12.6 Clinical Considerations

Moving into the era of “personalized medicine” requires an appropriate and accurate classification of the bacterial strains causing TB for both the sensitivity patterns and the genotype. Treatment of TB and of drug-resistant TB in particular is still very long and associated with toxicity and irreversible side effects. Treatment initiation in the absence of data on the susceptibility of the strain to the drugs selected should be avoided whenever possible. Each patient deserves a reliable drug sensitivity test done under the best conditions in a quality assured laboratory.

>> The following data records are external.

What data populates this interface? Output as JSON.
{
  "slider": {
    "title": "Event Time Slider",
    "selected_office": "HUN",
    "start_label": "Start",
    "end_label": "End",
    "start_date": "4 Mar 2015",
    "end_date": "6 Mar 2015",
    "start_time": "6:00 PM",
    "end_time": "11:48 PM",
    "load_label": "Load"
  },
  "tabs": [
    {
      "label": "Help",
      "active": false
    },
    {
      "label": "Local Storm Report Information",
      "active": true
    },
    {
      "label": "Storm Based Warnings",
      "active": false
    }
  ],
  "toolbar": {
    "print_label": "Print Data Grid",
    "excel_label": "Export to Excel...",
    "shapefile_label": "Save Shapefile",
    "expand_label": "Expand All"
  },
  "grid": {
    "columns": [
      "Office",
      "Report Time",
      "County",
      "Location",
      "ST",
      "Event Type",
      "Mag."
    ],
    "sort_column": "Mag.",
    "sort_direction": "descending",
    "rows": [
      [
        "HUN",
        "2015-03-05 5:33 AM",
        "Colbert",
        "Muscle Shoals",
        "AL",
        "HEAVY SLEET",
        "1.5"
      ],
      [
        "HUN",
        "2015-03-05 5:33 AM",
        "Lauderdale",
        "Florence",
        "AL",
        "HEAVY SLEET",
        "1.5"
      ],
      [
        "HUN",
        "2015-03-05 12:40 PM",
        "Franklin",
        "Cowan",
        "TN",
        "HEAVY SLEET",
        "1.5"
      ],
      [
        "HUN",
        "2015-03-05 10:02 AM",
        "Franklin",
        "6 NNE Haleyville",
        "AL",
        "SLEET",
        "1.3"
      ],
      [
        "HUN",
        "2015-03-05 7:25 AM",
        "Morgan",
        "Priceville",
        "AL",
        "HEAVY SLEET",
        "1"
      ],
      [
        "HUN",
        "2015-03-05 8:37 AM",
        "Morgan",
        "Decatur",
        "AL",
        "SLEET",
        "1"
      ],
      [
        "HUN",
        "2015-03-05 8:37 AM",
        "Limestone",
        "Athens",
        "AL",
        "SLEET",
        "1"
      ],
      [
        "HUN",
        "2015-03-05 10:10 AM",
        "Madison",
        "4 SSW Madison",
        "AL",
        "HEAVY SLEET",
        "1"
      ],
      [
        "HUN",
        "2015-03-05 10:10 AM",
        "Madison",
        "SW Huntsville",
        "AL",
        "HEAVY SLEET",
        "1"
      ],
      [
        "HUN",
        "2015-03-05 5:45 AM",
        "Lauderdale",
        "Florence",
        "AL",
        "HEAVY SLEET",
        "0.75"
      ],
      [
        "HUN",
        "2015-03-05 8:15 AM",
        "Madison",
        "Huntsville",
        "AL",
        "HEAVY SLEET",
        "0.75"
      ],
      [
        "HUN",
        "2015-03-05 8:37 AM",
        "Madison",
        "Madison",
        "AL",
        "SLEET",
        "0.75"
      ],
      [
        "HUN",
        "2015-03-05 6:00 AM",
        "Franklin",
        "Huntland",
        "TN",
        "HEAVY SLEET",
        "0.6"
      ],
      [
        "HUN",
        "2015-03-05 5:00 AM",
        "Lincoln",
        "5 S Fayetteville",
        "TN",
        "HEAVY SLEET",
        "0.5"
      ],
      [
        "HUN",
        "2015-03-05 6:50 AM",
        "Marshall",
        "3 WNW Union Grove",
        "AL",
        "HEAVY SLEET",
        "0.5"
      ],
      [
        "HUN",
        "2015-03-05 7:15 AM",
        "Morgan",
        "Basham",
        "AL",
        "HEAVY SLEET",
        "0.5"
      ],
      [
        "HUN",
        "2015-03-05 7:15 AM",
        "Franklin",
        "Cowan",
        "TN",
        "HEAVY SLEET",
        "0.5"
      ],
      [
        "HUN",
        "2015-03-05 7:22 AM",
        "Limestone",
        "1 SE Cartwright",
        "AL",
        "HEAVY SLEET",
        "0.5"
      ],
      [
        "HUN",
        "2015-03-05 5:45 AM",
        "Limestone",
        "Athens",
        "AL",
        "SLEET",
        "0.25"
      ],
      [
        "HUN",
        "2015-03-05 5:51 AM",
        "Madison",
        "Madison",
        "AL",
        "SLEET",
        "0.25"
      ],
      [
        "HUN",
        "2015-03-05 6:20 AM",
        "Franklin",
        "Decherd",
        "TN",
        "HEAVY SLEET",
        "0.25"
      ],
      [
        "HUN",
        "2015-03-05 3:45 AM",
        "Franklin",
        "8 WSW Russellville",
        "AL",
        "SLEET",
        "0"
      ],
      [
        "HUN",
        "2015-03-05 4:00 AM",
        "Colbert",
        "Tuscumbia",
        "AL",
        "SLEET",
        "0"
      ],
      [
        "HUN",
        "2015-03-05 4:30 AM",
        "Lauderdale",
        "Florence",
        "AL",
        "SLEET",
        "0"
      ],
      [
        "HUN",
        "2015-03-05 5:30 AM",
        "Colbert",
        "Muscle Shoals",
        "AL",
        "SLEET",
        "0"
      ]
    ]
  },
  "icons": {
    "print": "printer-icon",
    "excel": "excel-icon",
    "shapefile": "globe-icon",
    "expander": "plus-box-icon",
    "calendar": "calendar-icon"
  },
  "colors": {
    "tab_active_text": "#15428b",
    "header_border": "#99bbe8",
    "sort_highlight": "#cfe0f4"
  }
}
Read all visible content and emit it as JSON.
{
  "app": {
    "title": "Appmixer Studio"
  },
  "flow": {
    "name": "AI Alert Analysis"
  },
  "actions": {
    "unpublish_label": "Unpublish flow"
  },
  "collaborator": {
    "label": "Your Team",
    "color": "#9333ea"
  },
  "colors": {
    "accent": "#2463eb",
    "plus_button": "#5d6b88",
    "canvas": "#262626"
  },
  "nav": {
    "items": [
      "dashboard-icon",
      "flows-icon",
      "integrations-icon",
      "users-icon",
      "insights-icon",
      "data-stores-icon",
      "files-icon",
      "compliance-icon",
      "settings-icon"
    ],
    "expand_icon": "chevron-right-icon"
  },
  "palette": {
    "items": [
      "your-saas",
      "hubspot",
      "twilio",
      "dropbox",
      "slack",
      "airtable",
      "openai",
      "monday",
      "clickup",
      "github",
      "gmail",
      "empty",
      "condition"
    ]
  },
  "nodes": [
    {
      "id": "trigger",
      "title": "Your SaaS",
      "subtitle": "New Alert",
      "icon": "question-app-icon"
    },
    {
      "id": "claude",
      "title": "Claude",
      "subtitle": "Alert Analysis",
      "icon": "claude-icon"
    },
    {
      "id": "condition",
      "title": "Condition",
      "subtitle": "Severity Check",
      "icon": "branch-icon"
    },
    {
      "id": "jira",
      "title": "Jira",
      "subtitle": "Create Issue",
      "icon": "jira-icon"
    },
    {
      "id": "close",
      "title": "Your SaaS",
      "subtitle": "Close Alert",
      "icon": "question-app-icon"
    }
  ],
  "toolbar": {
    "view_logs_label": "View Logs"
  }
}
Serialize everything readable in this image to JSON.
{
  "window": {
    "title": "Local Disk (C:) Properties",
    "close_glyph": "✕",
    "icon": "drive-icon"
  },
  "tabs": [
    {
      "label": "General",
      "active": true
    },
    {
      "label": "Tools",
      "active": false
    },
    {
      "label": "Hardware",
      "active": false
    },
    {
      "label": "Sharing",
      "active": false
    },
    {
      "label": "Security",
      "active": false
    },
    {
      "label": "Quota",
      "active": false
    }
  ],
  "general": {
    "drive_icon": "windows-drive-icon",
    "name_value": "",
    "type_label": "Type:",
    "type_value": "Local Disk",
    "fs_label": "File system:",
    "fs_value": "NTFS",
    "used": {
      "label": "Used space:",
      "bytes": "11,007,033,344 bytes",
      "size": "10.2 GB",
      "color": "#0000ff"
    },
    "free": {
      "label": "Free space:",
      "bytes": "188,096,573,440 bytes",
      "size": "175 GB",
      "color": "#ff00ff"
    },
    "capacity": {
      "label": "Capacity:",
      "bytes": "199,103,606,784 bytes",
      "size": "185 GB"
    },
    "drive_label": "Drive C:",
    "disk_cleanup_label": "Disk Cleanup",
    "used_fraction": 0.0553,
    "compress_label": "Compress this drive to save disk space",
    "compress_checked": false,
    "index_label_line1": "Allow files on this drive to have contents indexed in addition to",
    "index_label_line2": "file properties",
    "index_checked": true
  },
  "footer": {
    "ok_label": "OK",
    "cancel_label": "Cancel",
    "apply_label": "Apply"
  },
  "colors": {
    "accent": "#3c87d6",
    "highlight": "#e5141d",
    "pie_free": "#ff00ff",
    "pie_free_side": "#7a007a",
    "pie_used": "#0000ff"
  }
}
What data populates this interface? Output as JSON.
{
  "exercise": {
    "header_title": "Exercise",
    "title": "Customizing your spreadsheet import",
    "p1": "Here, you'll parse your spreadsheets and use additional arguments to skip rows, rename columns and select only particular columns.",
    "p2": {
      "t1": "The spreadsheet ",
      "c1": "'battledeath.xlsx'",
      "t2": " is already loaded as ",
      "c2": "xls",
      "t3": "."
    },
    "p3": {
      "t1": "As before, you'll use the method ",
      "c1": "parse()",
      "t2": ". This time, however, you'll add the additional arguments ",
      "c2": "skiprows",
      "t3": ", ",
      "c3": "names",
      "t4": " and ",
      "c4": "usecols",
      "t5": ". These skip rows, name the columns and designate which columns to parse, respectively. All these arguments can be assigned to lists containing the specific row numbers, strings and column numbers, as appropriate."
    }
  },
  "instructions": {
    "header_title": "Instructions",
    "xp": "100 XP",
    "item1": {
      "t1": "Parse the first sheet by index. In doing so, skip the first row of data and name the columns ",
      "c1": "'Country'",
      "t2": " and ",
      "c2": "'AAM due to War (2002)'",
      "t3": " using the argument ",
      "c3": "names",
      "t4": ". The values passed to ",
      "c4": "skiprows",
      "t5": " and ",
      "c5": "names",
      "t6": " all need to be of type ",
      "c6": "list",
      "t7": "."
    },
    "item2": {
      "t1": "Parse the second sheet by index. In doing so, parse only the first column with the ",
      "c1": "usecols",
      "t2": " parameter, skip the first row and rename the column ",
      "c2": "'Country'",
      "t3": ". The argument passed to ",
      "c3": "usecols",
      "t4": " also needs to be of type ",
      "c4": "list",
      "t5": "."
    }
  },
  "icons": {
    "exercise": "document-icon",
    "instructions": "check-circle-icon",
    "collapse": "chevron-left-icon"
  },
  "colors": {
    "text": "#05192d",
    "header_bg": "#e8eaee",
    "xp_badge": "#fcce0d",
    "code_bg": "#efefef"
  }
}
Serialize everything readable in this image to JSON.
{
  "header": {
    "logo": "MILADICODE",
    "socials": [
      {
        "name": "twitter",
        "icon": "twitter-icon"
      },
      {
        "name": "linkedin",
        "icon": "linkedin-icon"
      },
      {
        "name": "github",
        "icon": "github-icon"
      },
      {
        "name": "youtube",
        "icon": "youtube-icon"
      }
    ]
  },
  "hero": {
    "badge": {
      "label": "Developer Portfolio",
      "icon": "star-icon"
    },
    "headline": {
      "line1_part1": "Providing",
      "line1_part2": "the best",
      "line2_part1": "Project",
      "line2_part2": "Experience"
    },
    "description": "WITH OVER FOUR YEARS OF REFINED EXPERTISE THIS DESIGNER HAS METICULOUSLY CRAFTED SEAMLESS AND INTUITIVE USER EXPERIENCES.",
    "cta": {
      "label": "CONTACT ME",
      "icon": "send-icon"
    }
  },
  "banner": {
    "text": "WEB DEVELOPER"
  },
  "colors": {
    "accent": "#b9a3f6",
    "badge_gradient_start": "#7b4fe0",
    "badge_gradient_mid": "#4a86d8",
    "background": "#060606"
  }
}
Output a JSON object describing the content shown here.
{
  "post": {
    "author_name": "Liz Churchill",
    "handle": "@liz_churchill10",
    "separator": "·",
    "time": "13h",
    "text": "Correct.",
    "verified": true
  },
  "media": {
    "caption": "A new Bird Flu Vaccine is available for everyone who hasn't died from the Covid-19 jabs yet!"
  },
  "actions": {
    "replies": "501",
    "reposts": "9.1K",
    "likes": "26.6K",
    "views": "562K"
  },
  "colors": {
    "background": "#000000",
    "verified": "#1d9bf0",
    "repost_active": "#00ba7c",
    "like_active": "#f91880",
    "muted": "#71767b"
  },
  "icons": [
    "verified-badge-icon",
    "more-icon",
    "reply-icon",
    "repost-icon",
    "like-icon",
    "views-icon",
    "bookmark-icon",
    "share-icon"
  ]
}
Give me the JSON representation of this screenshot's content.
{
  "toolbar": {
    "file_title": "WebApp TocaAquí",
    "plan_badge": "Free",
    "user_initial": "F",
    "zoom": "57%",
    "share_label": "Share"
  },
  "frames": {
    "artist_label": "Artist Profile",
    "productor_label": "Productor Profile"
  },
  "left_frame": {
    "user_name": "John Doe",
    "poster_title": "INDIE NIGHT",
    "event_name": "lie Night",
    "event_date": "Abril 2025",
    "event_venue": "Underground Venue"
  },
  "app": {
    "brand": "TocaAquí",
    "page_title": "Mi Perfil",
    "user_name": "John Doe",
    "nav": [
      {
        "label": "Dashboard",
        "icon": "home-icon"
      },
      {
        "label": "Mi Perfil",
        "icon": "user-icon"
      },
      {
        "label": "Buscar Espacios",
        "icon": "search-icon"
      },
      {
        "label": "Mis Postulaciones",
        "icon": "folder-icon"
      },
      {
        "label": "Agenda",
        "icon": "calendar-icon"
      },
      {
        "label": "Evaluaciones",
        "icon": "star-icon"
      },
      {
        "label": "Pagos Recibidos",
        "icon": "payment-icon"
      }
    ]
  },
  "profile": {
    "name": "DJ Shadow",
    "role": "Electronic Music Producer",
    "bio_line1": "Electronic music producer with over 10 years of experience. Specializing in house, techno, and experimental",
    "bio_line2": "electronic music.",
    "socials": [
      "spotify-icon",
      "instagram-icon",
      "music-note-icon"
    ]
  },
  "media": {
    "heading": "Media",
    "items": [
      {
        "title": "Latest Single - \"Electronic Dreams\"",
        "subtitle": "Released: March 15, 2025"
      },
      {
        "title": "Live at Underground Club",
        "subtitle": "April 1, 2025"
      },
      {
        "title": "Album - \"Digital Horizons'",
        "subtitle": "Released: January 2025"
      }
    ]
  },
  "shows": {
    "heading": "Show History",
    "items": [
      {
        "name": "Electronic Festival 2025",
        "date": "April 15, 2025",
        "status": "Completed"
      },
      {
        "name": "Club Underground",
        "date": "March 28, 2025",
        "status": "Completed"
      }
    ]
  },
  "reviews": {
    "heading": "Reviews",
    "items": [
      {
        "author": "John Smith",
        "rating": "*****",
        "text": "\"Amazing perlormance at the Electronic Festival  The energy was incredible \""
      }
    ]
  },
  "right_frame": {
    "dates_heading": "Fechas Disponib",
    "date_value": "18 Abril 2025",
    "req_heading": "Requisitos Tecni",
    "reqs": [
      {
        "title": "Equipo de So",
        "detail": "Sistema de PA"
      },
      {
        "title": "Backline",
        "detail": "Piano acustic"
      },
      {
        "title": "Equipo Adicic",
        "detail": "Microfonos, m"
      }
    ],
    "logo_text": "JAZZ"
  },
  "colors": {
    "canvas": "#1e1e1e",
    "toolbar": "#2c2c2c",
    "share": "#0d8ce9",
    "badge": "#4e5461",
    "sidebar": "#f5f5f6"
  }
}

The introduction of additional therapeutic options, ranging from the adoption of the short MDR regimen to the introduction of new or repurposed drugs, requires a “triaging” of the patient with MDR-TB in the shortest possible time, it is clear that only molecular tools can respond to this need.

In the past few years DST for M. tuberculosis has evolved from a mostly “home made” test performed in few laboratories with doubtful results with turnaround time of months to a much needed high-tech test. The promise of WGS is now the “all in one” approach, with a prediction of the resistance pattern associated to epidemiological and genotypic information from clinical samples.

Although we recognize that rapid molecular tests are still unable to predict sensitivity or resistance in 100% of cases, they are still able to guide therapy in the high majority of cases allowing not starting or early discontinuation of potentially toxic therapy in cases in which resistance can be predicted.

It is becoming clear that the concept of “one gold standard method” for testing M.tuberculosis susceptibility to antibiotics is challenged by the fact that the different tests are providing results that at first may appear conflicting. This is causing confusion among clinicians and reluctance in modifying therapy. We need to accept that each drug may have a different testing standard and that for some drug the genotypic results will overrule the phenotype.

In some cases the use of MIC will provide substantial information to decide on the discontinuation of a therapy.

In the future, the same investment should be made in training clinician in the interpretation of molecular tests and MIC-based test, that we have devoted to train microbiologists in the use of molecular tests in order to translate into clinical action the information that the technology will allow to collect.